I published my first book last week. 

Wow. I can't believe I just typed that sentence. 

The shame that occurs after I accomplish something is fucked up. I'm working on it in therapy. It's my stepfather's voice. To attain something, you expect that you'll feel pride. And I am proud of myself, but there's this weird thread of shame that's in there too. 

Like: Why did it take you so long? This wasn't that hard. You would have been finished sooner if you hadn't procrastinated so much. This isn't a big deal. Lots of people write books. You aren't special. Who do you think you are to even feel like you did anything worth talking about? You are nothing. You are not extraordinary, you're just ordinary. 

Okay, woah. That snapped me out of it. 

There's one thing I do know in life and it's that I am extraordinary. That part, I know is true. You can't look at my life trajectory and tell me that my choices didn't create success. I mean, I started out in the jungle of a 3rd world country at my low point, eating rice and sugar for sustenance cuz there was no more food, and barely able to speak English. Now, look at me. I wrote a book in English. And it's really good. And I hope to do it again. 

That's like, truly awesome. That's extraordinary. I am extraordinary. 

Okay. So that just happened. 

That happens more and more these days due to all the therapy. I'm able to stop the negative thinking train on its tracks. Sometimes, it doesn't even get out of the station. 

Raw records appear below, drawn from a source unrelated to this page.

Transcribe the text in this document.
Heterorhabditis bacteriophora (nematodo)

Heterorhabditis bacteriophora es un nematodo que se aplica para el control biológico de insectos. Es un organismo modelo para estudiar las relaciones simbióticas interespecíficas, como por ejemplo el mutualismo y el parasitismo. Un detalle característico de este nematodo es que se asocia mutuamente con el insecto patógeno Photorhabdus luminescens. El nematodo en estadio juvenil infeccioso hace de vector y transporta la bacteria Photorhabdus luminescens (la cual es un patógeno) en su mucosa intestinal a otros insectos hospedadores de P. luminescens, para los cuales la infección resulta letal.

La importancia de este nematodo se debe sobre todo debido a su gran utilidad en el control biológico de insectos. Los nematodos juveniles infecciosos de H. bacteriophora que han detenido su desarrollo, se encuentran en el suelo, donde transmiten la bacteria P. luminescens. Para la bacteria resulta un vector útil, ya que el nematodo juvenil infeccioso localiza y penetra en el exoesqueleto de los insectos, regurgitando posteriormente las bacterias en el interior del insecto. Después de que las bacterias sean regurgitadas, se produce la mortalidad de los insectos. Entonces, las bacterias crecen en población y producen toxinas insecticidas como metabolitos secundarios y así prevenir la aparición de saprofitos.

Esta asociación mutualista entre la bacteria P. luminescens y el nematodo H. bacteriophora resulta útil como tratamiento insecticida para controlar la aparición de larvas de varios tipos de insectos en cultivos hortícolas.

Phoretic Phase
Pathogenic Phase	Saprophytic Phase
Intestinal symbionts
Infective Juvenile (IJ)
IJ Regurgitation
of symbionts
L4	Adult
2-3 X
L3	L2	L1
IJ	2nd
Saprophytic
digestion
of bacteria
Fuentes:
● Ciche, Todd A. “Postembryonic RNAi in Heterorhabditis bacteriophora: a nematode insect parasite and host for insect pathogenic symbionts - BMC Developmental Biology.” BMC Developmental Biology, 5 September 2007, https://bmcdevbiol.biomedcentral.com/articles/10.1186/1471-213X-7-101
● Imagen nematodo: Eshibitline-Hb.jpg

My next project is another taboo romance. A stepfather/stepdaughter one. I really hope not to look deeply into that from my own life cuz that's eww, ewwwwww, gross. I think the overall power dynamics of such a match is interesting for interesting's sake. Ugggghh. Why am I gonna do this? B/c it'll be hard. I gotta figure out how to do an HEA with this. I feel like it'll be fun. And it's gotta be taboo b/c that's the series' name.